How could such ill fortune befall us? Oh! You are not the only one to be flabbergasted, my nephew. All Europe felt not inconsiderable surprise and has since been arguing about the root causes and the reasons. The misfortunes of kings come from long ago, and often one takes for an accident of fate what is really the fatality of their very nature. And the bigger the misfortunes, the longer the roots.
This whole business, I know it all in great detail – pull that blanket over towards me a little would you? – and I might say I even expected it. I expected a great reversal of fortune, a humbling, would strike the king down, and thus, alas, bring down his kingdom with it. In Avignon, we in the Church need to know all that may interest the courts. Word of all the scheming, all the plotting, finds its way back up to us. Not a single marriage could be planned that we don’t know about before the betrothed themselves. ‘In the event of lady such-and-such accepting the hand of lord so-and-so, who is in fact her second cousin, would our Most Holy Father bestow upon us his permission to thus join their two crowns?’ Not a single treaty would be negotiated without our receiving visits from agents of both sides; not a single crime committed without the instigator coming to us in search of absolution. The Church provides kings and princes with their chancellors as well as most of their jurists.

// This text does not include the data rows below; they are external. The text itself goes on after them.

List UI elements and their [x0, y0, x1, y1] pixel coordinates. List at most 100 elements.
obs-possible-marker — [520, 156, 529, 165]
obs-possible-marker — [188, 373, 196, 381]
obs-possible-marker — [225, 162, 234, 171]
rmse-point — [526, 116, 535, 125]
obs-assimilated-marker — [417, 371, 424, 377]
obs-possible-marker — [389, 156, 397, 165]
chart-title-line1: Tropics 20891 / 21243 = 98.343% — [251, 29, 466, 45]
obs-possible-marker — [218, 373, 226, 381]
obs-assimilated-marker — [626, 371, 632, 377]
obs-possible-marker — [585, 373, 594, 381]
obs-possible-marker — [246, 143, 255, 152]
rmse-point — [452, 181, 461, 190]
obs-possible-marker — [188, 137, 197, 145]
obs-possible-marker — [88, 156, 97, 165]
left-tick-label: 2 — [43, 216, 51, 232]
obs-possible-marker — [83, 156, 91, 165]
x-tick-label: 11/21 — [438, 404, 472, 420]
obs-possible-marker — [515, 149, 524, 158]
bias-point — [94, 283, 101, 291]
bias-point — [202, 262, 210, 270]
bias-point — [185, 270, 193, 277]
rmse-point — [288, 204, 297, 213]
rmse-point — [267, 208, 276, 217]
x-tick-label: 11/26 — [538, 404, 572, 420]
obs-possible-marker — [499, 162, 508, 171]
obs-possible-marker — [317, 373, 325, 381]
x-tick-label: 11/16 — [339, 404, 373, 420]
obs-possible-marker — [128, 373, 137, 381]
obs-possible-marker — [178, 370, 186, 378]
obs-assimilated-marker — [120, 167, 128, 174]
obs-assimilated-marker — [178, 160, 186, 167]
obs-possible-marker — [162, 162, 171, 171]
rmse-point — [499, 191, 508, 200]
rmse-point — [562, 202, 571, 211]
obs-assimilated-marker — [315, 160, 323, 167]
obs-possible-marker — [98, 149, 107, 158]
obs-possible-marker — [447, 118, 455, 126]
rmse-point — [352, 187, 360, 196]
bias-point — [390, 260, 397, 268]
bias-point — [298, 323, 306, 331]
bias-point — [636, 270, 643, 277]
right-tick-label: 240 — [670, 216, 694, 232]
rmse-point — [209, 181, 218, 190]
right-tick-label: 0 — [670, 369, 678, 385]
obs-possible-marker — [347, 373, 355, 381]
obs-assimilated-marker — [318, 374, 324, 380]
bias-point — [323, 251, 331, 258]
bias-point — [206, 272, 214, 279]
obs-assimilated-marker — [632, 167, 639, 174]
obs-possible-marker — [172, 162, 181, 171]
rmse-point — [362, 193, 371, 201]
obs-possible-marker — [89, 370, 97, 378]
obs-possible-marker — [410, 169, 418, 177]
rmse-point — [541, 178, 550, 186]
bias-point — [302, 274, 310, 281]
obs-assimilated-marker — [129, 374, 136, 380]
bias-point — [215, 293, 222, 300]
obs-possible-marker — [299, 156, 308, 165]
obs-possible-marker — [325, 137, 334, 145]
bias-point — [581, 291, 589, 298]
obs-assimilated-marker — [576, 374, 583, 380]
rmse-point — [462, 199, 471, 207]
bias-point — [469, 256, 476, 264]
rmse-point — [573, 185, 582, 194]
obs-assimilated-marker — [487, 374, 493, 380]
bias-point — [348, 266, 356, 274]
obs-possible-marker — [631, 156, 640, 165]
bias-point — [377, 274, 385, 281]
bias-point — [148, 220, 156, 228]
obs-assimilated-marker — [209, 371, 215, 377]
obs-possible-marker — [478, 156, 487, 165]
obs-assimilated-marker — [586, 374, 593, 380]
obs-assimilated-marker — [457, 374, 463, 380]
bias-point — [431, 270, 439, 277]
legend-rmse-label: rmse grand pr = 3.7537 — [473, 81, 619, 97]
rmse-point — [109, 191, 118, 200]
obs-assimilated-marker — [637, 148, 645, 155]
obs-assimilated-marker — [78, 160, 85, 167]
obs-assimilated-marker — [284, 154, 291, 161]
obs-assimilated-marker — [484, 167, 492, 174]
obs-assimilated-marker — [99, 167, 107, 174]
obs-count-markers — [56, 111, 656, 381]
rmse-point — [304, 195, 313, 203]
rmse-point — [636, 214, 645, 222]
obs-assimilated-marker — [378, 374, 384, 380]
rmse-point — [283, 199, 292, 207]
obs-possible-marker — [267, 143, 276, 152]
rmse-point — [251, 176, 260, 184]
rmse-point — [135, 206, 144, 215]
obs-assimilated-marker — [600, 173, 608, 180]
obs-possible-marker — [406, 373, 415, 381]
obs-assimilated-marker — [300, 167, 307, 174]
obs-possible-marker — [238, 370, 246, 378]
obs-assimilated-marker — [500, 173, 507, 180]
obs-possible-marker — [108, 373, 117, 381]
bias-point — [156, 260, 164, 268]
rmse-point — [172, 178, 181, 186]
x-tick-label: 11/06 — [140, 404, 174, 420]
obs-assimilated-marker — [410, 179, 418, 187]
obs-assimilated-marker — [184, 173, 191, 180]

For eighteen years now the houses of France and England have been in open conflict. But what is the cause of this war? King Edward’s claims to the French crown most certainly! That is indeed the pretext, a fine legal pretext is how I see it, as we could debate the issue ad infinitum; but it is neither the only, nor the true motive. There are age-old ill-defined borders between Guyenne and neighbouring counties, such as ours to begin with, Périgord, borders suggested by unintelligibly written land charters, where feudal rights overlap; it is difficult for vassal and suzerain to come to an understanding when they are both kings; there is trade rivalry, primarily for wool and cloth, which was the cause of the fight for Flanders; there is the support France has always offered the Scottish, who represent a threat to the English king to the north. War didn’t break out for one reason alone, but rather for the twenty that had been smouldering like embers and glowing in the night. When Robert of Artois was banished from the kingdom, with honour lost, he went to England to blow on the firebrands there. The pope at that time, Pierre Roger, that is Clement VI, did everything in his power to prevent this war, and pulled as many strings as he could to counter the malicious warmongers. He preached compromise, inviting concessions on both sides. He too dispatched a papal legate, who was by the way none other than the current pontiff, at the time Cardinal Aubert. He wanted to revive plans for a crusade in which the two kings were to participate, taking their noblemen along with them. It would have been a fine means of diverting their warring urges, with the added hope of reuniting Christendom. Instead of the crusade, we got Crécy. Your father was there; you had word from him of this disaster.